Combining commas above are inconsistent with those below #186

GoogleCodeExporter · 2015-06-08T18:31:37Z

The issue applies to combining commas above:
• [o̒] U+0312 COMBINING TURNED COMMA ABOVE
• [o̓] U+0313 COMBINING COMMA ABOVE
• [o̔] U+0314 COMBINING REVERSED COMMA ABOVE
• [o̕] U+0315 COMBINING COMMA ABOVE RIGHT

combining comma below:
• [o̦] U+0326 COMBINING COMMA BELOW

modifier commas above:
• [ʻ] U+02BB MODIFIER LETTER TURNED COMMA
• [ʼ] U+02BC MODIFIER LETTER APOSTROPHE
• [ʽ] U+02BD MODIFIER LETTER REVERSED COMM

and certain precomposed characters with cedilla or comma below:
• ĢĶĻŅŖȘȚ ģķļņŗșț

I believe that the comma in all these characters should look analogously, even 
though for historic reasons the Latvian letters ģķļņŗ are treated as if 
they had a cedilla rather than comma below or turned comma above.

Unfortunately in Noto Serif the combining commas above and modifier commas 
above have a bulb, while combining comma below and the comma in all precomposed 
characters have a more simplified shape. Also in Noto Sans they differ in size.

They might all have the simpler / smaller comma shape.

Why do I care? My conscript uses several letters with comma below and turned 
comma above (b̦d̦f̦l̦m̦n̦p̒r̦șțv̦z̦). They must use the combining 
characters (except for șț), and they look inconsistently in Noto fonts.

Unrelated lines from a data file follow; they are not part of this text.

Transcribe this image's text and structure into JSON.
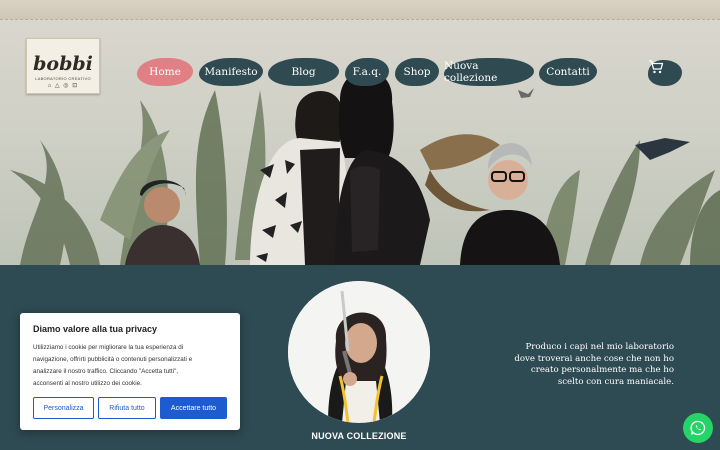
{
  "logo": {
    "name": "bobbi",
    "tagline": "LABORATORIO CREATIVO"
  },
  "nav": {
    "items": [
      {
        "label": "Home",
        "active": true
      },
      {
        "label": "Manifesto",
        "active": false
      },
      {
        "label": "Blog",
        "active": false
      },
      {
        "label": "F.a.q.",
        "active": false
      },
      {
        "label": "Shop",
        "active": false
      },
      {
        "label": "Nuova collezione",
        "active": false
      },
      {
        "label": "Contatti",
        "active": false
      }
    ],
    "cart_icon": "cart-icon"
  },
  "colors": {
    "nav_bg": "#2f4a51",
    "nav_active": "#e07f84",
    "section_bg": "#2e4a52",
    "cookie_accent": "#1d5bd1",
    "whatsapp": "#25d366"
  },
  "hero": {
    "image_icon": "hero-photo"
  },
  "collection": {
    "label": "NUOVA COLLEZIONE"
  },
  "tagline": {
    "line1": "Produco i capi nel mio laboratorio",
    "line2": "dove troverai anche cose che non ho",
    "line3": "creato personalmente ma che ho",
    "line4": "scelto con cura maniacale."
  },
  "cookie": {
    "title": "Diamo valore alla tua privacy",
    "line1": "Utilizziamo i cookie per migliorare la tua esperienza di",
    "line2": "navigazione, offrirti pubblicità o contenuti personalizzati e",
    "line3": "analizzare il nostro traffico. Cliccando \"Accetta tutti\",",
    "line4": "acconsenti al nostro utilizzo dei cookie.",
    "btn_customize": "Personalizza",
    "btn_reject": "Rifiuta tutto",
    "btn_accept": "Accettare tutto"
  },
  "whatsapp_icon": "whatsapp-icon"
}
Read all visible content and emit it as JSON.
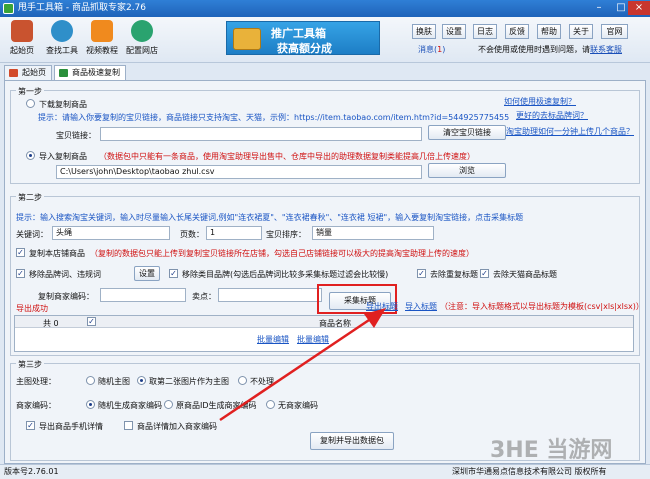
{
  "window": {
    "title": "甩手工具箱 - 商品抓取专家2.76"
  },
  "toolbar": {
    "buttons": [
      {
        "label": "起始页",
        "icon": "home-icon"
      },
      {
        "label": "查找工具",
        "icon": "search-icon"
      },
      {
        "label": "视频教程",
        "icon": "play-icon"
      },
      {
        "label": "配置网店",
        "icon": "gear-icon"
      }
    ]
  },
  "banner": {
    "line1": "推广工具箱",
    "line2": "获高额分成"
  },
  "top_buttons": [
    "换肤",
    "设置",
    "日志",
    "反馈",
    "帮助",
    "关于",
    "官网"
  ],
  "messages": {
    "label": "消息(",
    "count": "1",
    "close": ")"
  },
  "hint": {
    "text": "不会使用或使用时遇到问题，请",
    "link": "联系客服"
  },
  "tabs": [
    {
      "label": "起始页",
      "active": false
    },
    {
      "label": "商品极速复制",
      "active": true
    }
  ],
  "step1": {
    "title": "第一步",
    "download_label": "下载复制商品",
    "tip": "提示：请输入你要复制的宝贝链接，商品链接只支持淘宝、天猫，示例：https://item.taobao.com/item.htm?id=544925775455",
    "link_label": "宝贝链接：",
    "link_value": "",
    "clear_button": "清空宝贝链接",
    "import_label": "导入复制商品",
    "import_tip": "（数据包中只能有一条商品，使用淘宝助理导出售中、仓库中导出的助理数据复制类能提高几倍上传速度）",
    "file_path": "C:\\Users\\john\\Desktop\\taobao zhul.csv",
    "browse_button": "浏览",
    "help_links": [
      "如何使用极速复制？",
      "更好的去标品牌词？",
      "淘宝助理如何一分钟上传几个商品？"
    ]
  },
  "step2": {
    "title": "第二步",
    "tip": "提示：输入搜索淘宝关键词，输入时尽量输入长尾关键词,例如\"连衣裙夏\"、\"连衣裙春秋\"、\"连衣裙 短裙\"，输入要复制淘宝链接，点击采集标题",
    "keyword_label": "关键词：",
    "keyword_value": "头绳",
    "pages_label": "页数：",
    "pages_value": "1",
    "sort_label": "宝贝排序：",
    "sort_value": "销量",
    "copy_store": "复制本店铺商品",
    "copy_store_tip": "（复制的数据包只能上传到复制宝贝链接所在店铺，勾选自己店铺链接可以极大的提高淘宝助理上传的速度）",
    "remove_brand": "移除品牌词、违规词",
    "settings_button": "设置",
    "remove_brand_cat": "移除类目品牌(勾选后品牌词比较多采集标题过滤会比较慢)",
    "remove_dup": "去除重复标题",
    "remove_tmall": "去除天猫商品标题",
    "merchant_code_label": "复制商家编码：",
    "sell_point_label": "卖点：",
    "collect_button": "采集标题",
    "export_title_link": "导出标题",
    "import_title_link": "导入标题",
    "import_note": "（注意：导入标题格式以导出标题为模板(csv|xls|xlsx)）",
    "export_status": "导出成功",
    "table": {
      "count_header": "共 0",
      "name_header": "商品名称",
      "batch_edit_1": "批量编辑",
      "batch_edit_2": "批量编辑"
    }
  },
  "step3": {
    "title": "第三步",
    "image_label": "主图处理：",
    "image_options": [
      "随机主图",
      "取第二张图片作为主图",
      "不处理"
    ],
    "code_label": "商家编码：",
    "code_options": [
      "随机生成商家编码",
      "原商品ID生成商家编码",
      "无商家编码"
    ],
    "export_mobile": "导出商品手机详情",
    "add_code_detail": "商品详情加入商家编码",
    "copy_export_button": "复制并导出数据包"
  },
  "statusbar": {
    "version": "版本号2.76.01",
    "company": "深圳市华通易点信息技术有限公司 版权所有"
  },
  "watermark": "3HE 当游网"
}
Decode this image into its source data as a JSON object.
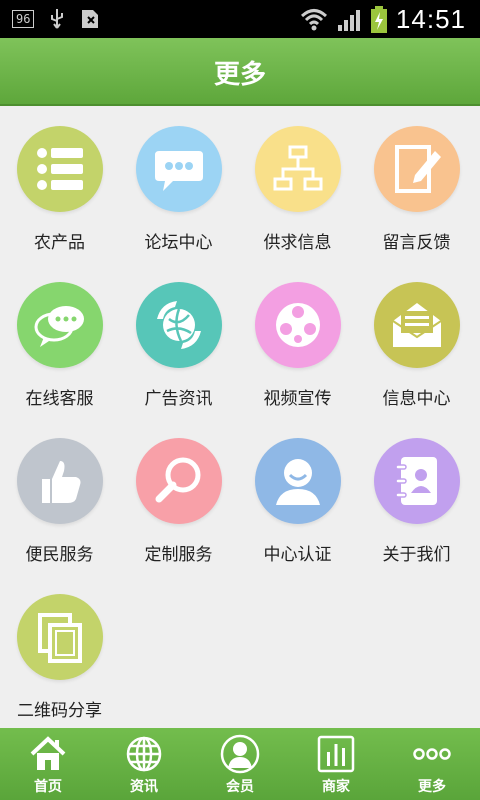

Original issue reported on code.google.com by qrc...@google.com on 7 Aug 2014 at 2:23

The text was updated successfully, but these errors were encountered:

nizarsq · 2020-07-23T04:25:09Z

verdy-p · 2022-02-20T16:07:28Z

Why using simple (wedge) shapes of combining commas for Noto Serif ? IMHO:

the simpler wedge shape is well suited for Noto Sans (and should match with the shapes of comma/apostrophe/quotation punctuation signs).
the bulb shape is better suited for Noto Serif (and should match with the shapes of comma/apostrophe/quotation punctuation signs as well).

In all these cases, we should be able to use variation selectors to select the shape for punctuation signs, but for now there's no mechanism available in Unicode to use varaition selectors for combining characters (or possibly with precomposed characters that must preserve their canonical equivalence, where it will not be obvious if the variation selector used after a precomposed characters applies to the base character or to one of its embedded diacritics: for such case a base variation selector after a precomposed character should only apply to its base, if there's such variation registered for this base, but never to its embedded diacritics; and a combining variation selector with combining class 0 should only be valid after a combining character, or after a precomposed character in which case it will alter only the embedded combining character with the highest non-zero combining class in order to preserve the canonical equivalence...).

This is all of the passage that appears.